Although the sales figures are still near record levels, vehicle sales have levelled off over the past several years. So, many dealers may have a few extra vehicles on the lot. A high supply and relatively low demand always means a buyer’s market. If you’re thinking about buying a new car or truck, now may be the time.
However, rushing off to the dealer is a bad idea. A new vehicle is a significant investment and vehicle sales environments are notoriously high-pressure. Before you buy, it’s important to get solid information, like the data you’ll find at car-buying-strategies.com. To best use this data, it’s a good idea to have a plan. Here are some things this plan should include.
Examine Vehicles and Compare Features
The manufacturer’s website and online reviews are the best places to go. But keep in mind that these sources are not 100 percent accurate. Vehicle-maker websites obviously only mention a vehicle’s positive attributes.

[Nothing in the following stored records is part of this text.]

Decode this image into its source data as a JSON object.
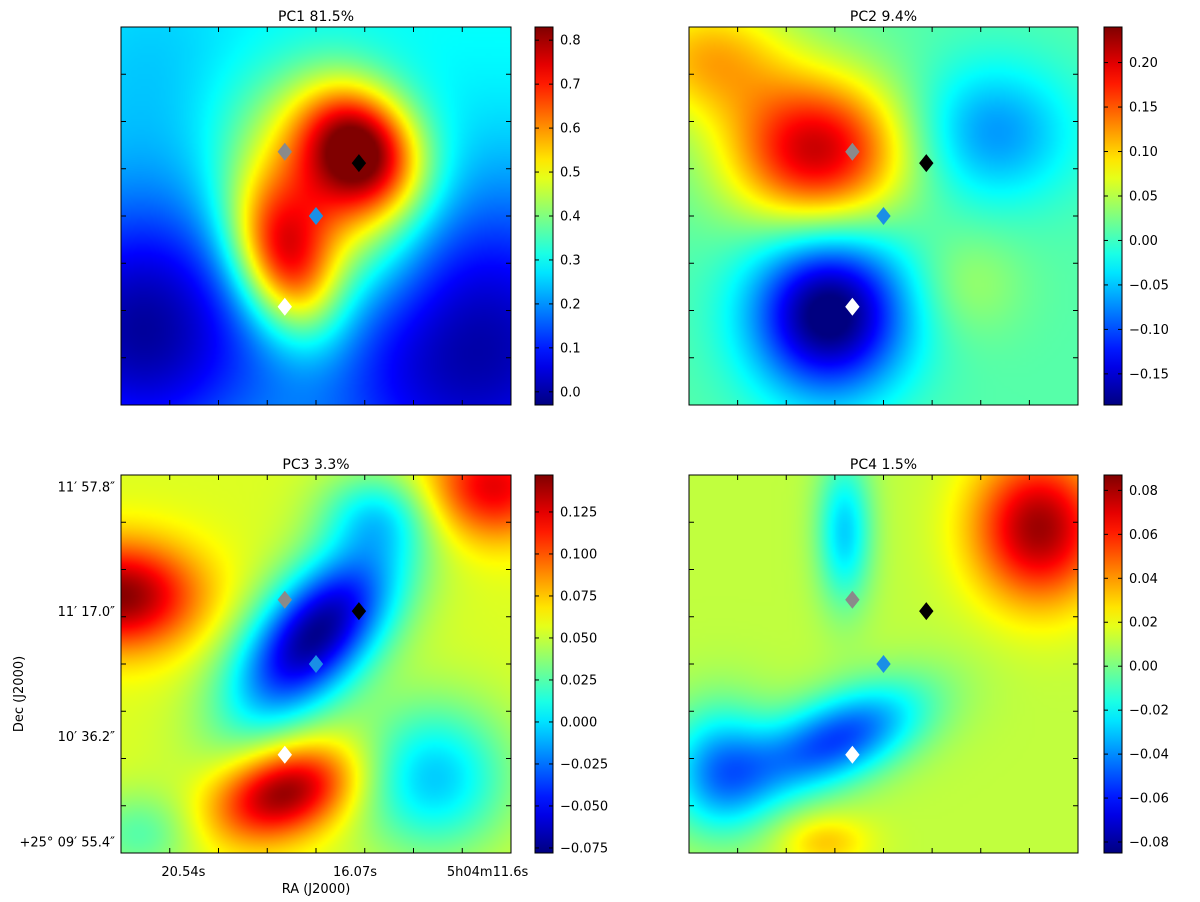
{
  "chart_data": [
    {
      "type": "heatmap",
      "title": "PC1 81.5%",
      "colorbar": {
        "ticks": [
          "0.0",
          "0.1",
          "0.2",
          "0.3",
          "0.4",
          "0.5",
          "0.6",
          "0.7",
          "0.8"
        ],
        "range": [
          -0.03,
          0.83
        ]
      },
      "field": {
        "background": 0.3,
        "blobs": [
          {
            "x": 0.62,
            "y": 0.32,
            "sx": 0.1,
            "sy": 0.13,
            "rot": -35,
            "amp": 0.52
          },
          {
            "x": 0.42,
            "y": 0.62,
            "sx": 0.09,
            "sy": 0.15,
            "rot": -20,
            "amp": 0.45
          },
          {
            "x": 0.52,
            "y": 0.45,
            "sx": 0.12,
            "sy": 0.2,
            "rot": -35,
            "amp": 0.28
          },
          {
            "x": 0.05,
            "y": 0.8,
            "sx": 0.22,
            "sy": 0.25,
            "rot": 0,
            "amp": -0.3
          },
          {
            "x": 0.9,
            "y": 0.85,
            "sx": 0.3,
            "sy": 0.3,
            "rot": 0,
            "amp": -0.3
          },
          {
            "x": 0.1,
            "y": 0.1,
            "sx": 0.2,
            "sy": 0.2,
            "rot": 0,
            "amp": -0.05
          }
        ]
      }
    },
    {
      "type": "heatmap",
      "title": "PC2 9.4%",
      "colorbar": {
        "ticks": [
          "0.20",
          "0.15",
          "0.10",
          "0.05",
          "0.00",
          "−0.05",
          "−0.10",
          "−0.15"
        ],
        "range": [
          -0.185,
          0.24
        ]
      },
      "field": {
        "background": 0.01,
        "blobs": [
          {
            "x": 0.33,
            "y": 0.33,
            "sx": 0.16,
            "sy": 0.14,
            "rot": 0,
            "amp": 0.2
          },
          {
            "x": 0.05,
            "y": 0.08,
            "sx": 0.15,
            "sy": 0.12,
            "rot": 0,
            "amp": 0.1
          },
          {
            "x": 0.36,
            "y": 0.76,
            "sx": 0.14,
            "sy": 0.15,
            "rot": 0,
            "amp": -0.21
          },
          {
            "x": 0.78,
            "y": 0.28,
            "sx": 0.15,
            "sy": 0.13,
            "rot": 0,
            "amp": -0.08
          },
          {
            "x": 0.72,
            "y": 0.68,
            "sx": 0.1,
            "sy": 0.1,
            "rot": 0,
            "amp": 0.03
          }
        ]
      }
    },
    {
      "type": "heatmap",
      "title": "PC3 3.3%",
      "xlabel": "RA (J2000)",
      "ylabel": "Dec (J2000)",
      "xticks": [
        "20.54s",
        "16.07s",
        "5h04m11.6s"
      ],
      "yticks": [
        "11′ 57.8″",
        "11′ 17.0″",
        "10′ 36.2″",
        "+25° 09′ 55.4″"
      ],
      "colorbar": {
        "ticks": [
          "0.125",
          "0.100",
          "0.075",
          "0.050",
          "0.025",
          "0.000",
          "−0.025",
          "−0.050",
          "−0.075"
        ],
        "range": [
          -0.078,
          0.147
        ]
      },
      "field": {
        "background": 0.055,
        "blobs": [
          {
            "x": 0.5,
            "y": 0.42,
            "sx": 0.1,
            "sy": 0.2,
            "rot": 40,
            "amp": -0.13
          },
          {
            "x": 0.0,
            "y": 0.32,
            "sx": 0.14,
            "sy": 0.1,
            "rot": 0,
            "amp": 0.09
          },
          {
            "x": 0.42,
            "y": 0.84,
            "sx": 0.13,
            "sy": 0.08,
            "rot": -20,
            "amp": 0.09
          },
          {
            "x": 0.95,
            "y": 0.03,
            "sx": 0.12,
            "sy": 0.1,
            "rot": 0,
            "amp": 0.07
          },
          {
            "x": 0.8,
            "y": 0.8,
            "sx": 0.14,
            "sy": 0.14,
            "rot": 0,
            "amp": -0.06
          },
          {
            "x": 0.65,
            "y": 0.1,
            "sx": 0.1,
            "sy": 0.08,
            "rot": 0,
            "amp": -0.04
          },
          {
            "x": 0.05,
            "y": 0.95,
            "sx": 0.1,
            "sy": 0.08,
            "rot": 0,
            "amp": -0.03
          }
        ]
      }
    },
    {
      "type": "heatmap",
      "title": "PC4 1.5%",
      "colorbar": {
        "ticks": [
          "0.08",
          "0.06",
          "0.04",
          "0.02",
          "0.00",
          "−0.02",
          "−0.04",
          "−0.06",
          "−0.08"
        ],
        "range": [
          -0.085,
          0.087
        ]
      },
      "field": {
        "background": 0.012,
        "blobs": [
          {
            "x": 0.38,
            "y": 0.7,
            "sx": 0.17,
            "sy": 0.08,
            "rot": -25,
            "amp": -0.065
          },
          {
            "x": 0.08,
            "y": 0.78,
            "sx": 0.1,
            "sy": 0.12,
            "rot": 0,
            "amp": -0.05
          },
          {
            "x": 0.9,
            "y": 0.14,
            "sx": 0.12,
            "sy": 0.14,
            "rot": 0,
            "amp": 0.07
          },
          {
            "x": 0.4,
            "y": 0.15,
            "sx": 0.05,
            "sy": 0.14,
            "rot": 0,
            "amp": -0.04
          },
          {
            "x": 0.35,
            "y": 0.97,
            "sx": 0.08,
            "sy": 0.05,
            "rot": 0,
            "amp": 0.02
          }
        ]
      }
    }
  ],
  "markers": [
    {
      "name": "gray",
      "color": "#8a8a8a",
      "x": 0.42,
      "y": 0.33
    },
    {
      "name": "black",
      "color": "#000000",
      "x": 0.61,
      "y": 0.36
    },
    {
      "name": "blue",
      "color": "#1a8fe6",
      "x": 0.5,
      "y": 0.5
    },
    {
      "name": "white",
      "color": "#ffffff",
      "x": 0.42,
      "y": 0.74
    }
  ]
}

Online reviews are a great supplement. Keep in mind, however, that the reviews are usually either five stars or zero stars. If people think their new car is just “okay,” they rarely leave online reviews. Moreover, many people roll their dealer experience into their vehicle reviews, and your experience may be different.
Once you have a two or three vehicle shortlist, look into financing options. When you go to a bank or credit union, it’s a good idea to already have your financial information in hand, so the institution does not run a credit check and lower your score.
As far as terms are concerned, a 60-month loan is usually best. Shorter-term loans have high monthly payments, and longer-term loans cost too much in terms of interest payments. Consider combining a 10 percent down payment with gap insurance. That way, you will not go underwater.
This bank financing gives you an idea of what you can afford. You can also compare it to the dealer-offered financing and see who gives you the best terms. The dealer may come down a little if it means keeping the loan in-house.
Decide What to Do with Your Old Vehicle
Very briefly, you can either sell it yourself or turn it over to the dealer. Owners usually make more money off private retail sales, but there is a substantial hassle factor. Dealer turnover typically yields a lower price, but the transaction is completely seamless. The difference is often six of one and a half-dozen of the other distinction. However, if your old car still has a loan, and it probably does, the hassle factor goes up significantly.
Find a local dealer and arrange a test drive. Here are a few quick do’s and don’ts:
- Don’t just show up on a weekend or evening. The salesperson will be busy and your may have to wait a while. Instead, schedule an appointment early in the week and in the morning if possible.
- Do ask about dealer-installed options. Add-ons like nitrogen in the tires can add hundreds, or thousands, to the price.
- Don’t simply drive around the block. Take some time to see how the car handles at different speeds and on different roads. Also, consider how your family will fit into the car. Bring a carseat if applicable.
- Don’t feel obligated to buy the car on the spot. Go home and think about it first if necessary.
After the test drive, carefully review pricing. Don’t just focus on the monthly finance payment. Also consider gasoline and insurance.
Buying a car can be a fun experience. It’s even more fun if you have a designated plan in mind.